La storia e la contingenza mondiale
Nessuno saprà mai esattamente quanta quota del vasto interesse mondiale suscitato da The Last Dance sia da addebitarsi alla contingenza di una pandemia che ha costretto a casa mezzo mondo, con un rinnovato e disperato bisogno di contenuti in streaming, non ultimi quelli offerti da piattaforme come Netflix o Prime Video.
Di certo, però, si può affermare che la materia e i personaggi trattati da questa serie cinedocumentaristica prodotta da Netflix, Espn Usa e lo stesso Jordan tocca direttamente la carne viva dei ricordi di tutta una generazione, persino tradizionalmente non interessata al basket, oltre che l’interesse e la curiosità di chi vorrà capire qualcosa in più di una pagina di storia sportiva e di una stella assoluta.
The Last Dance: non una semplice biografia
Cominciando questo articolo, però, precisiamo subito che non mi adopererò in una sorta di sinossi né, tantomeno, vi diremo come si svolgono i fatti, arcinoti o se, The Last Dance rappresenti una vera e propria biografia – di cui manca, se non il rigore delle fonti, il dovuto distacco del narratore dai personaggi narrati. O se, addirittura, si tratti di una sorta di agiografia, poiché la divinità rappresentata del nostro eroe nell’Olimpo del basket mondiale mai prescinde, durante tutta la serie, dalla sua involontariamente ostentata fisicità.
Un diario, non poche volte autentico
The Last Dance è un pezzo di diario. Raccontato attraverso le testimonianze non poche volte sincere (il ché non significa obiettive) dei diretti interessati, ai quali la figura di Micheal Jordan, sebbene sovraordinata nella pagina storica che rimane anche fuori dal racconto qui in esame, funge da raccordo e sintesi.
Un’epopea irripetibile, alla quale peraltro sembrava di aver già assitito con l’interminabile sfida tra il Magic Johnson dei L.A. Lakers e il Larry Bird dei Boston Celtics di qualche anno prima dell’esordio di Jordan.
Jordan, Nba, due fenomeni improvvisamente globali
In questo diario, peraltro mai troppo ammantato della retorica che sembra pervadere ogni racconto spettacolare d’oltreceano, è proprio la scena Nba a cavallo tra la fine degli anni ’80 e quella degli anni ’90 che si racconta e confessa insieme allo stesso Jordan. Il perché di un destino nient’affatto scontato di un rookie classe ’63 e di come la sua esplosione cestistica e d’immagine abbia trascinato tutto un movimento, di colpo cresciuto anche all’estero, passando da sport per appassionati e specialisti di cose “amerikane” a spettacolo assoluto, di massa e globale.

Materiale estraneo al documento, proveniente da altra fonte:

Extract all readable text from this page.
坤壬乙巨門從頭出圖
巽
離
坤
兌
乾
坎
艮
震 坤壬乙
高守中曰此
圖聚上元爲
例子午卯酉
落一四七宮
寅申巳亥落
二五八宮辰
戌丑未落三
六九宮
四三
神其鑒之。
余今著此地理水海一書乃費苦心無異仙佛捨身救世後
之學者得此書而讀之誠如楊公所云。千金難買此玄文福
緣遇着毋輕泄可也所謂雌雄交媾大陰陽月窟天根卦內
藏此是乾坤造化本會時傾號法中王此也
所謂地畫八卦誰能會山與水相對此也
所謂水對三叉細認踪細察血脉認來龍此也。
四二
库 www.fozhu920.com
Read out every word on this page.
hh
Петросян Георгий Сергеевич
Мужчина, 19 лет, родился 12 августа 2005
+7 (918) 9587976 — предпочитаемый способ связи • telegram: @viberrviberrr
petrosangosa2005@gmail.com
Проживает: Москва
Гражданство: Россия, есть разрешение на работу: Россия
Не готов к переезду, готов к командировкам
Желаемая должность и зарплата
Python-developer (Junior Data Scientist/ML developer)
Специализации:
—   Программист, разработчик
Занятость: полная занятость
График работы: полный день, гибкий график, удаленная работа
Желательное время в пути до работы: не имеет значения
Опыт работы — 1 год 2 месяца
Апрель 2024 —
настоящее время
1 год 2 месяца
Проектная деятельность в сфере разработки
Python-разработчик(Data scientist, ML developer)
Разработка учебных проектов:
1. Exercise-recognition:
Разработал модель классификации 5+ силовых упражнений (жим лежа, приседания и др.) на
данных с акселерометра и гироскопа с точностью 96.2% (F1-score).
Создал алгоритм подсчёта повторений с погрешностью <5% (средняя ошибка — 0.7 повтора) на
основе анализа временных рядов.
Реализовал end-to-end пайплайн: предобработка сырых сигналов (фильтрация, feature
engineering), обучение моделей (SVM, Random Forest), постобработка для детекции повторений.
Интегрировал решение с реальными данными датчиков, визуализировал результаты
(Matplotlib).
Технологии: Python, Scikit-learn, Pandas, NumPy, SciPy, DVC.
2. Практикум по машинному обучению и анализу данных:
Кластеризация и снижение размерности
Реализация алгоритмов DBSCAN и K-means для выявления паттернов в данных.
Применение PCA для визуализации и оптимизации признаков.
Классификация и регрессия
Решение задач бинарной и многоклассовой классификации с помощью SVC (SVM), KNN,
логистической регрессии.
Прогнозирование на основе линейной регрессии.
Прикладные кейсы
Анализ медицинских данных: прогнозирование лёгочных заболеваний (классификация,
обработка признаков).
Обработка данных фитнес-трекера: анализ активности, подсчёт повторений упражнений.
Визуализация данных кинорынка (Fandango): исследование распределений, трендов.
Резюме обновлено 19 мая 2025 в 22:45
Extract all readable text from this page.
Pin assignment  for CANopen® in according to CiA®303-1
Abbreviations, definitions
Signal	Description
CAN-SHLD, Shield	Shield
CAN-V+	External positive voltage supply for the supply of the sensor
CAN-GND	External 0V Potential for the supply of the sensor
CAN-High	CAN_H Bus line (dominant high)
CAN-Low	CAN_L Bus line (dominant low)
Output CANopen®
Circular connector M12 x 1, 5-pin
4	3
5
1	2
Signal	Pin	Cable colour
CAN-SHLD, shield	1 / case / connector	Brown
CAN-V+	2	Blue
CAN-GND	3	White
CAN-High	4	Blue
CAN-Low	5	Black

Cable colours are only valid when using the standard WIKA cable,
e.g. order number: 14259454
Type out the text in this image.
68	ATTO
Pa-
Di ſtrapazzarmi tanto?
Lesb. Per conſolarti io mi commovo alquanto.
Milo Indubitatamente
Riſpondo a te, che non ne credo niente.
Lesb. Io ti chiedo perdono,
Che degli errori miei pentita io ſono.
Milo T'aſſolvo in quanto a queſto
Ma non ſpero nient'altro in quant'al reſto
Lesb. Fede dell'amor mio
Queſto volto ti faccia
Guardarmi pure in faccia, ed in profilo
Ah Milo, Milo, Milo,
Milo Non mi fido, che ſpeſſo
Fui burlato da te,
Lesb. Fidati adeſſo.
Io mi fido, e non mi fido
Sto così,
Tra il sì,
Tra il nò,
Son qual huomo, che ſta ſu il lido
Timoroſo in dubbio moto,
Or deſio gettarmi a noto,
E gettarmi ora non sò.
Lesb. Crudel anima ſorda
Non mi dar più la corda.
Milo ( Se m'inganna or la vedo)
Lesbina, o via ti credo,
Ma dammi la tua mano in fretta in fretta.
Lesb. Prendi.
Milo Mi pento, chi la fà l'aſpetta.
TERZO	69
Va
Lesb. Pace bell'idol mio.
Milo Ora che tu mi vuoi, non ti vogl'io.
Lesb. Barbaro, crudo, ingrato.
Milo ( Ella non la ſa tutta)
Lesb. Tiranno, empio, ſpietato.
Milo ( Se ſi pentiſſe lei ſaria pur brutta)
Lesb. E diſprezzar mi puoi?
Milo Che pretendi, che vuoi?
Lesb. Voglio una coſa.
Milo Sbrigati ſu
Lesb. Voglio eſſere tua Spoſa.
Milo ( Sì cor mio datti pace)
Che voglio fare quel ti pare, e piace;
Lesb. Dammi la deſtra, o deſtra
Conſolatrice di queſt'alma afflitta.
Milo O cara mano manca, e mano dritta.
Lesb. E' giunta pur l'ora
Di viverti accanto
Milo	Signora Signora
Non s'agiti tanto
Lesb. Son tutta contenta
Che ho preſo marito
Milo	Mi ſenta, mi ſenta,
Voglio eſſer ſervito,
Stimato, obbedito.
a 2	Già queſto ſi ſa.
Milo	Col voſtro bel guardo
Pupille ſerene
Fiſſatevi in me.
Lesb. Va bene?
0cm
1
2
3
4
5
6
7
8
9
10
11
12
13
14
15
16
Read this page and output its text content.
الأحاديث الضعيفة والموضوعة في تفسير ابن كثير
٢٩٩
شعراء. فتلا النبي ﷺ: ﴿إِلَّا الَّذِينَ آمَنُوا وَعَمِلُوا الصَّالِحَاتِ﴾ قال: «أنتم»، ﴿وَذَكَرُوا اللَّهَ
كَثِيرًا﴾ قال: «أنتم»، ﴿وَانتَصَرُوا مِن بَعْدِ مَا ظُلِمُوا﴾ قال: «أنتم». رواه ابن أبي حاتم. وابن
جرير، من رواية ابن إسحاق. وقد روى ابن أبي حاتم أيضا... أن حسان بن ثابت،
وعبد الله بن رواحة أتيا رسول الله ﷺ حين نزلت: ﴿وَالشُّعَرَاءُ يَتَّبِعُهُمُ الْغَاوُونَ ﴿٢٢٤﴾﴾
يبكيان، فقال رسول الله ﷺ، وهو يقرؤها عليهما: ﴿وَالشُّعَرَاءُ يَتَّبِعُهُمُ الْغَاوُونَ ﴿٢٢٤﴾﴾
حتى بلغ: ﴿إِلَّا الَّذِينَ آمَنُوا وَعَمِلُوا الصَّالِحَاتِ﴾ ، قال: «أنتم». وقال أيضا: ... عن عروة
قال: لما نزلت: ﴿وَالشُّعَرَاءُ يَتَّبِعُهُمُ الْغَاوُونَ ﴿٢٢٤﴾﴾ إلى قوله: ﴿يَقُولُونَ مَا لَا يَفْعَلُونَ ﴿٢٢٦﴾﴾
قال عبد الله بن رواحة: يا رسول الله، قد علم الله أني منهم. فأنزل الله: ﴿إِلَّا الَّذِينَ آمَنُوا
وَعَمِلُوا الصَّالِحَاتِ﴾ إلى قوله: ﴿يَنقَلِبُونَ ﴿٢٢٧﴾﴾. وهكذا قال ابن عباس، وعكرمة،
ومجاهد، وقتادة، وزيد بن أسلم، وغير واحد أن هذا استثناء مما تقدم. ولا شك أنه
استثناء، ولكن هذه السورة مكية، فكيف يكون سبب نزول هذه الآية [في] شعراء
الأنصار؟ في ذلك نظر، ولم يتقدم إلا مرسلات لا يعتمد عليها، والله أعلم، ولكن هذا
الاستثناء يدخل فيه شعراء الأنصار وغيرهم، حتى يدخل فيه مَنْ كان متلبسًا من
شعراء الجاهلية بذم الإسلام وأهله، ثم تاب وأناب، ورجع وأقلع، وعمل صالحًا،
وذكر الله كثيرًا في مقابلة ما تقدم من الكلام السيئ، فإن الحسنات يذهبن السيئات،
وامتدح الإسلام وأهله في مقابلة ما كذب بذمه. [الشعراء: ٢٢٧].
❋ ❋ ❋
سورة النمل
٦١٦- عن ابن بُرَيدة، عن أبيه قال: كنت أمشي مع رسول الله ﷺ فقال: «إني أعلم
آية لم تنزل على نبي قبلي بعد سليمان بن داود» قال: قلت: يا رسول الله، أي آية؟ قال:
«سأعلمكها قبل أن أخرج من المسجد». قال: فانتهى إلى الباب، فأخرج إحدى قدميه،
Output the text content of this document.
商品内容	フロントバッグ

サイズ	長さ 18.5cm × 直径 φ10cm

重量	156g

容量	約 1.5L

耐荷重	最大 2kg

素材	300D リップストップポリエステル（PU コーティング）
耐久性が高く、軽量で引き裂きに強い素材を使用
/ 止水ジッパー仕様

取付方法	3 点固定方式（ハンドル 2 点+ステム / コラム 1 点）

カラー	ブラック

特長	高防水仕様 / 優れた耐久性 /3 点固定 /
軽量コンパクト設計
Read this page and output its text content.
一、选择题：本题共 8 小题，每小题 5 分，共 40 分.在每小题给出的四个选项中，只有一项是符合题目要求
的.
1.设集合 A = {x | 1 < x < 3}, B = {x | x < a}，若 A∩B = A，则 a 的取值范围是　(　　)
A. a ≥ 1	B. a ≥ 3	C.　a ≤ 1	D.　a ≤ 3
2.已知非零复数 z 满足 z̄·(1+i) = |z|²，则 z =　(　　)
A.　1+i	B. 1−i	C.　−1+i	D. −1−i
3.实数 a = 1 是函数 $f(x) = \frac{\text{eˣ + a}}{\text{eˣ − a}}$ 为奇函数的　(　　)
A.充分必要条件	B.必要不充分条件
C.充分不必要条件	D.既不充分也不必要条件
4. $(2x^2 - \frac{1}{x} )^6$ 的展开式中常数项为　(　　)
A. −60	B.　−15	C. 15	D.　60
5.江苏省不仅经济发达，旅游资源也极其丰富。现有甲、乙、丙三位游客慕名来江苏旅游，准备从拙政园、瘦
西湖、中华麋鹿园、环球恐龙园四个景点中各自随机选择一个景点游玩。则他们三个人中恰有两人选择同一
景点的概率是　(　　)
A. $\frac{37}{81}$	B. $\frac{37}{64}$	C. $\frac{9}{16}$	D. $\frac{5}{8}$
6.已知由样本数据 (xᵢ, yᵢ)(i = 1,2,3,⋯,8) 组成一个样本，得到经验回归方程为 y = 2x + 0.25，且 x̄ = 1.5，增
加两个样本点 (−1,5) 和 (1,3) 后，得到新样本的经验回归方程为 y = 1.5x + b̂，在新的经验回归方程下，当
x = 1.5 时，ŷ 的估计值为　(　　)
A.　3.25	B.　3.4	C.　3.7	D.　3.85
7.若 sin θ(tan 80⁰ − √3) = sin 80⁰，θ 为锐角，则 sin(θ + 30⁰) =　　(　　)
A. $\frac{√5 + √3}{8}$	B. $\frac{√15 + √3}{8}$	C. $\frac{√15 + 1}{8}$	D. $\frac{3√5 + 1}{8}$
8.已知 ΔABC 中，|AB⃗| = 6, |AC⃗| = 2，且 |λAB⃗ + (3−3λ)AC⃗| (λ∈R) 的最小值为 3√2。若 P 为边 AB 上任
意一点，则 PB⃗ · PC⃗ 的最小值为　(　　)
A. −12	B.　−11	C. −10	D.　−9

Il titolo, l’ultimo giro, l’inzio e la fine del racconto
Inutile, dunque, soffermarsi su dettagli che facciano perdere di vista come ci si troverà di fronte a un racconto più semplice e senza fronzoli di quel che si potrebbe sospettare attorno al quindicennio più strabiliante della storia dello sport americano.
E d’altronde lo stesso titolo pone da subito le basi programmatiche del discorso. The last dance fu, infatti, l’ultimo dei titoli che il coach dei Chicago Bulls, Phil Jackson, era solito assegnare alle varie stagioni che la sua squadra avrebbe affrontato.
Tutto, dunque, comincia nel racconto proprio dalla fine, per fare un giro enorme, avanti e indietro, tra le varie stagioni, dentro e fuori il rettangolo di gioco e dalla vita di Jordan e pochi altri (Pippen, Rodman, Kerr). E l’ultimo ballo altro non sarebbe stato che l’ultomo giro di quella triplice esperienza: i leggendari Chicago Bulls, una Nba stellare, il cestista e forse lo sportivo più grande (e ricco) della storia.